The Minister has usefully responded to the debate at least on amendment No. 35. I am inclined to agree with his view regarding the first part of Deputy Shatter's amendment. If he were to accept that, it would make a nonsense of the concept of an intermediary. I welcome the suggestion that we will look again at this issue on Report Stage. In commenting on section 13 the law society state that the committee are not convinced of the need for an intermediary — I disagree with the society on that, in fact I disagree with most of what is contained in their submission. Welcome though it is that they did respond, they seem to have thrown out every new concept proposed in the Bill for all the old traditional reasons. They go on to say: "nor is it clear what functions such a person should perform". To that extent I think they are right. To the extent that it is an entirely new concept in the area we are dealing with, there is a need for guidelines to be drawn up by the Department for the assistance of judges who ultimately will be conducting this. It would be a necessary aid because there is so much new work to be done, new technologies to be employed and new procedures to be got around. The submission goes on to state: "if the witness is not capable of giving evidence, except through an intermediary, this may simply suggest that such evidence is not sufficiently coherent or reliable to found a conviction".

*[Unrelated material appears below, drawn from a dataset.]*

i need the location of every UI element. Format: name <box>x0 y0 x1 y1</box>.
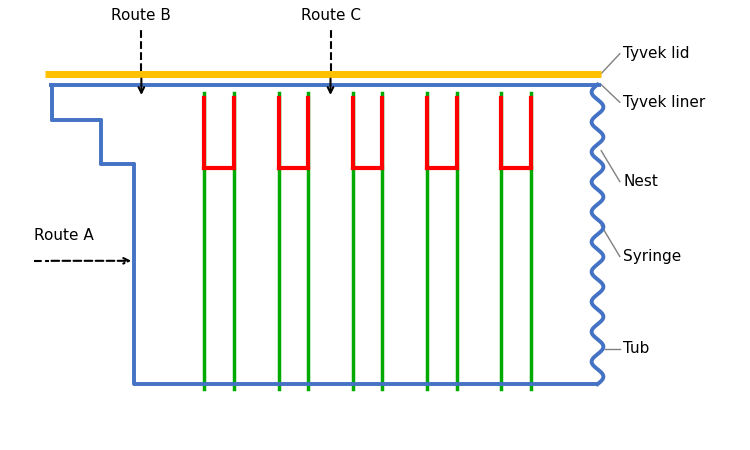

While the society said earlier they are not clear about what functions the intermediary should perform, in their later language they interpret it to mean, potentially, that the witness will be giving evidence through the intermediary. That is symptomatic of the troubles of interpretation that will arise. The society are taking the view that it is conceived, under the section as they read it, that the witness will be giving the evidence through the intermediary. It illustrates the point I am making, that there is much unclear thinking in regard to this section of the Bill.

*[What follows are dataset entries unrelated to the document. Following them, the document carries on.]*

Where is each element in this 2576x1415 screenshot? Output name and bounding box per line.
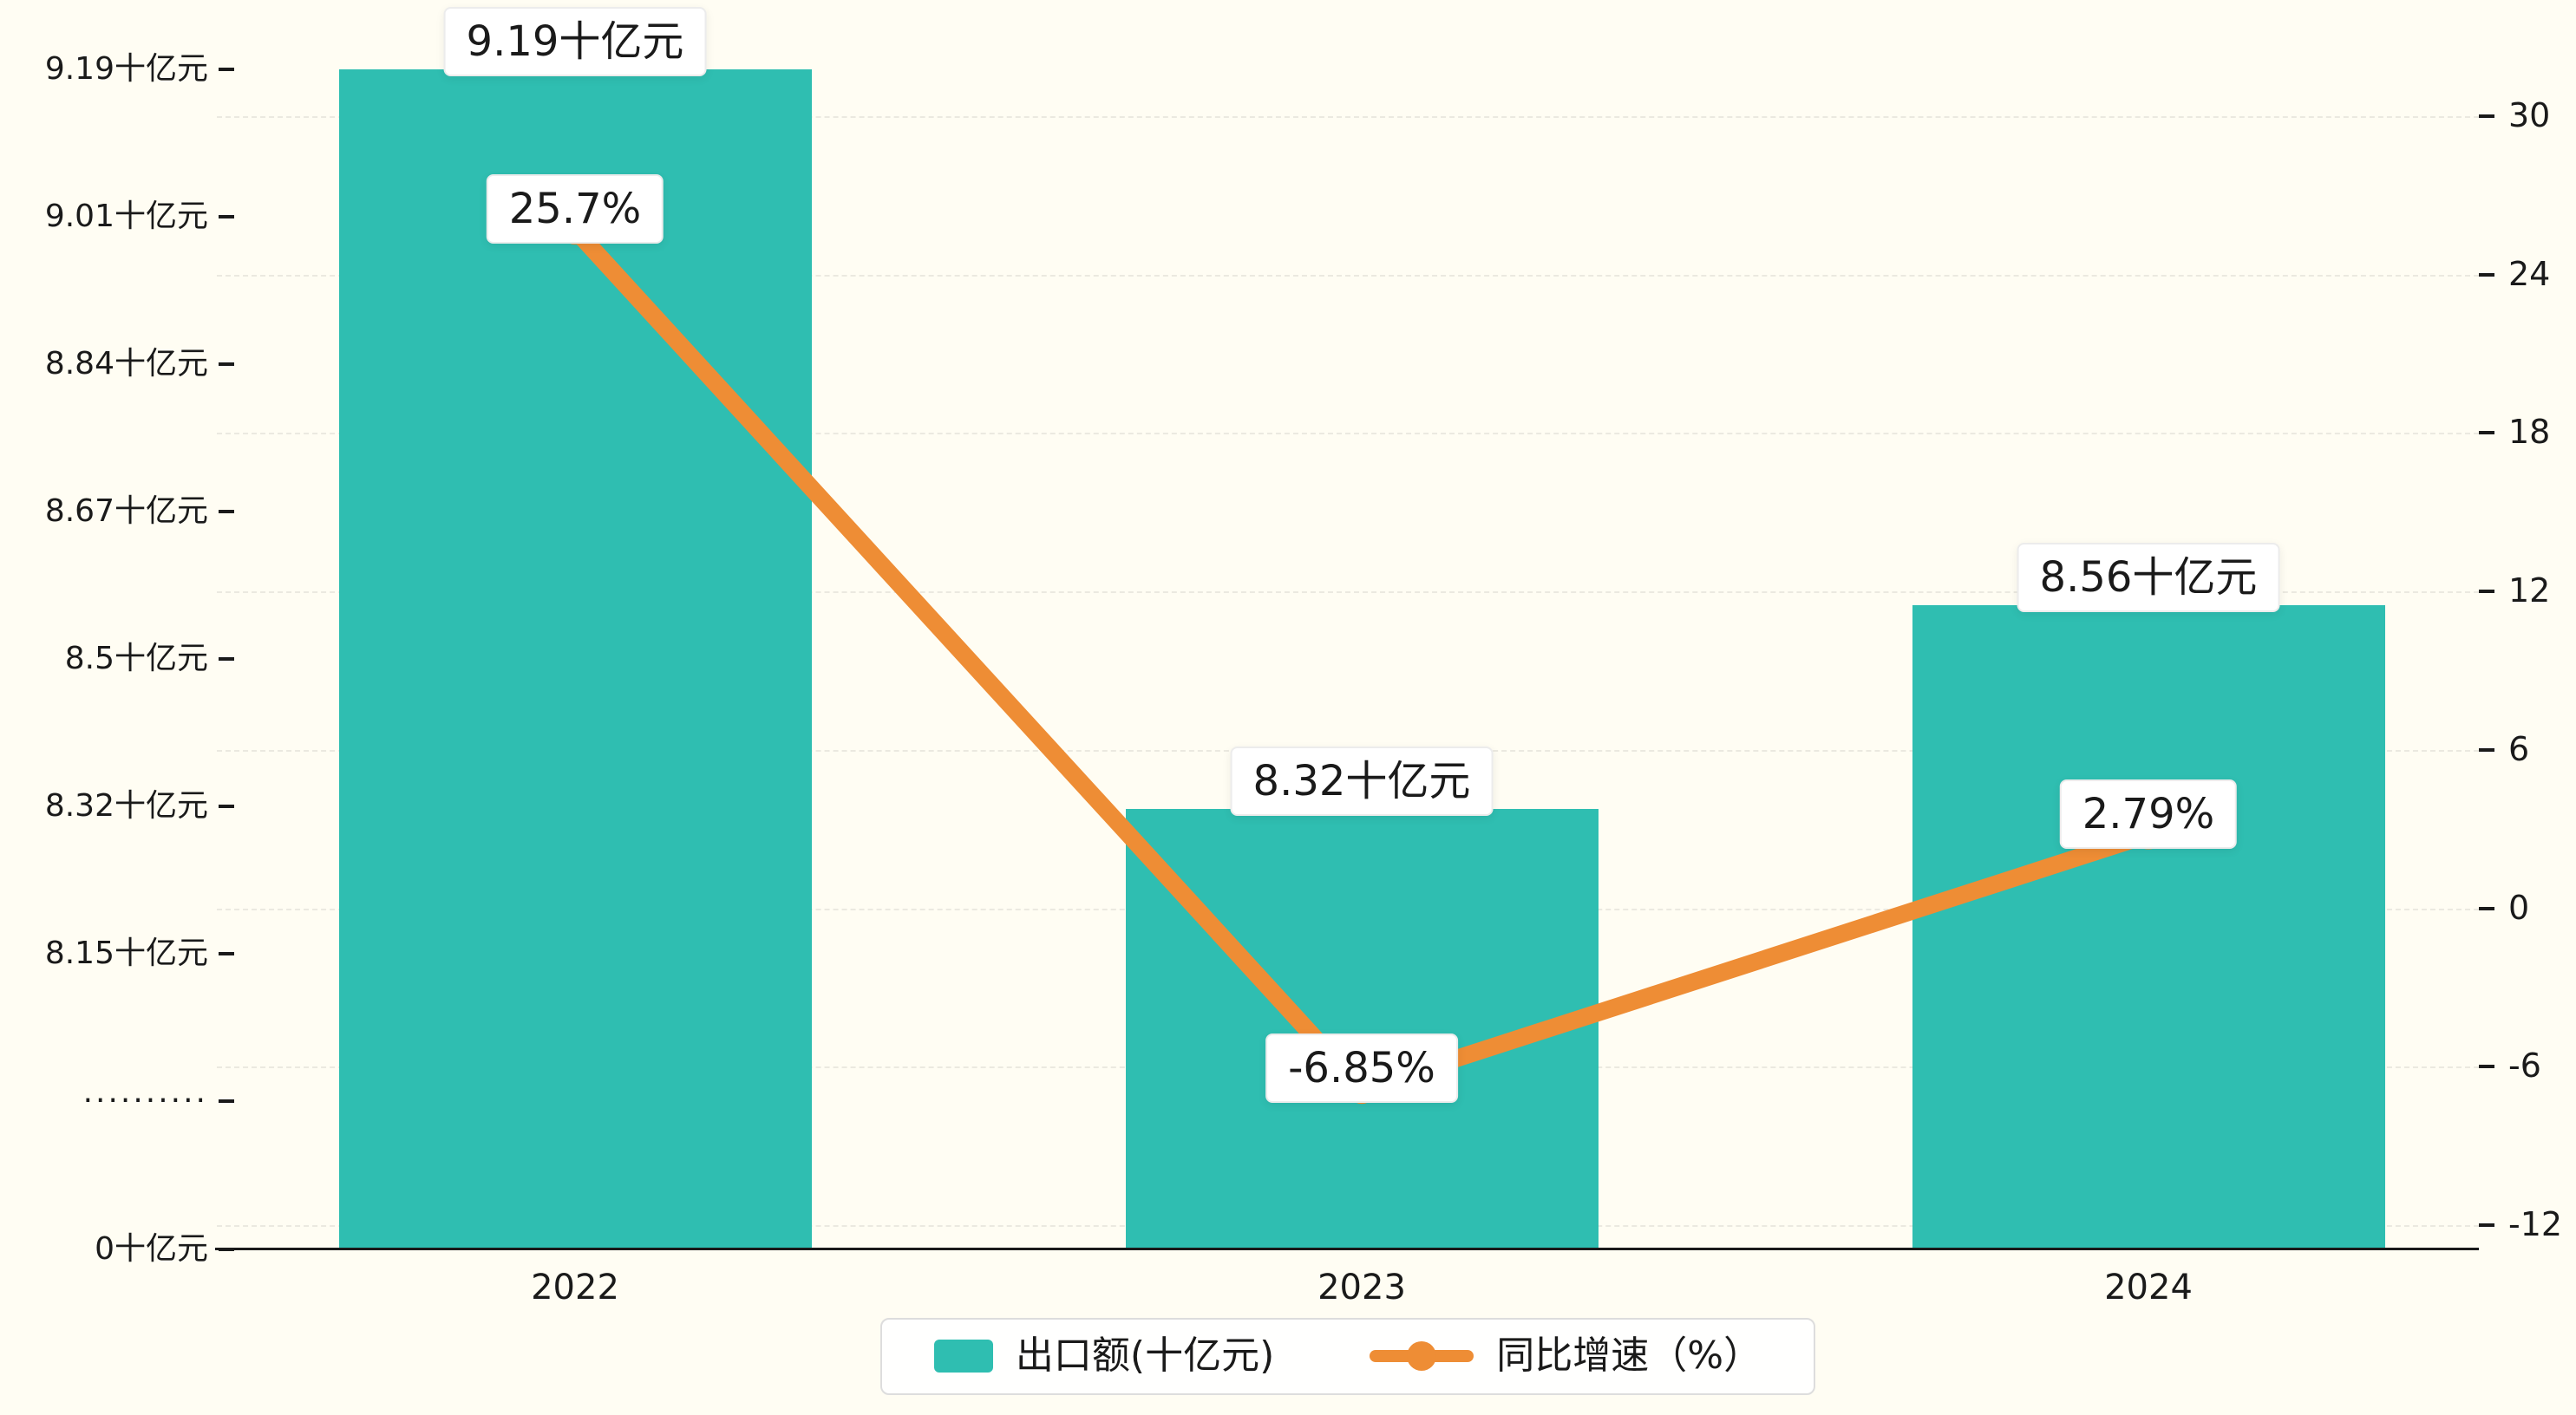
- legend: 出口额(十亿元) 同比增速（%）: [879, 1318, 1816, 1395]
- y-axis-right-tick-mark: [2479, 273, 2494, 277]
- x-axis-tick-label: 2023: [1317, 1268, 1406, 1307]
- x-axis-line: [215, 1248, 2479, 1250]
- y-axis-right-tick-label: 18: [2508, 413, 2551, 451]
- y-axis-left-tick-label: 8.5十亿元: [64, 641, 208, 676]
- y-axis-left-tick-label: 8.67十亿元: [44, 493, 208, 529]
- y-axis-right-tick-mark: [2479, 907, 2494, 910]
- growth-value-label: 2.79%: [2059, 779, 2238, 849]
- y-axis-left-tick-mark: [219, 510, 234, 513]
- bar-value-label: 8.32十亿元: [1230, 747, 1494, 817]
- line-series-marker-icon: [1407, 1341, 1437, 1372]
- y-axis-left-tick-label: 8.15十亿元: [44, 936, 208, 971]
- x-axis-tick-label: 2022: [531, 1268, 619, 1307]
- legend-label-growth: 同比增速（%）: [1496, 1333, 1762, 1378]
- growth-value-label: 25.7%: [486, 174, 664, 245]
- legend-item-export: 出口额(十亿元): [933, 1333, 1275, 1379]
- y-axis-left-tick-mark: [219, 215, 234, 218]
- legend-wrap: 出口额(十亿元) 同比增速（%）: [217, 1318, 2479, 1395]
- y-axis-left-tick-mark: [219, 68, 234, 71]
- gridline: [217, 116, 2479, 118]
- y-axis-right-tick-mark: [2479, 431, 2494, 434]
- y-axis-right-tick-label: 0: [2508, 889, 2530, 927]
- y-axis-left-tick-label: 8.84十亿元: [44, 346, 208, 381]
- y-axis-right-tick-label: 6: [2508, 730, 2530, 768]
- x-axis-tick-label: 2024: [2104, 1268, 2193, 1307]
- y-axis-right-tick-mark: [2479, 748, 2494, 752]
- y-axis-right-tick-mark: [2479, 1065, 2494, 1068]
- y-axis-left-tick-mark: [219, 362, 234, 366]
- bar-value-label: 8.56十亿元: [2017, 542, 2280, 612]
- y-axis-left-tick-mark: [219, 805, 234, 808]
- y-axis-right-tick-label: 30: [2508, 96, 2551, 134]
- y-axis-left-tick-label: 9.01十亿元: [44, 199, 208, 234]
- bar-value-label: 9.19十亿元: [443, 7, 707, 76]
- y-axis-right-tick-label: -6: [2508, 1047, 2541, 1085]
- y-axis-right-tick-label: 24: [2508, 255, 2551, 293]
- growth-value-label: -6.85%: [1265, 1034, 1458, 1104]
- y-axis-right-tick-label: -12: [2508, 1205, 2563, 1243]
- y-axis-left-tick-label: 0十亿元: [95, 1231, 208, 1267]
- legend-item-growth: 同比增速（%）: [1370, 1333, 1762, 1379]
- y-axis-left-tick-label: 9.19十亿元: [44, 51, 208, 87]
- legend-label-export: 出口额(十亿元): [1015, 1333, 1275, 1378]
- y-axis-left-tick-mark: [219, 1099, 234, 1103]
- y-axis-right-tick-mark: [2479, 590, 2494, 593]
- y-axis-left-tick-label: 8.32十亿元: [44, 788, 208, 824]
- y-axis-left-tick-mark: [219, 952, 234, 955]
- y-axis-left-tick-label: ··········: [82, 1083, 208, 1118]
- y-axis-right-tick-mark: [2479, 1223, 2494, 1227]
- y-axis-right-tick-label: 12: [2508, 571, 2551, 610]
- y-axis-left-tick-mark: [219, 657, 234, 661]
- line-series-swatch-icon: [1370, 1341, 1474, 1372]
- bar-series-swatch-icon: [933, 1340, 993, 1373]
- y-axis-right-tick-mark: [2479, 114, 2494, 118]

This debate has been very useful. I hope nothing any of us have said in regard to this section and these amendments takes away from our support for the concept, because the idea of an intermediary is important. In terms of help and assistance one of the universal features you will also experience in these courts is that a witness, particularly a young witness, whispers. Often they are shy, they are not sure or they do not want to tell the world and they whisper their answers. Unless we tell intermediaries that they cannot interject to amplify a reply by repeating it, on behalf of the witness, there will be difficulties. We must be precise. If the wording of the explanatory memorandum is imported into the Bill I shall be happy to withdraw any suggested amendment in this area.

We will not be opposing the amendment at this stage. We will be considering it for Report Stage. Perhaps Deputy Shatter's amendment could be clarified to say that discretion will be left with the judge, but we are not dividing the House at this stage.

Amendment, by leave, withdrawn.
Amendment No. 36 not moved.
Section 13 agreed to.

I move amendment No. 37:

In page 10, subsection (1), line 39, after "age" to insert "or the prosecution of the offence involves testimony as to fact by a witness under the age of 17 years".

Progress reported; committee to sit again.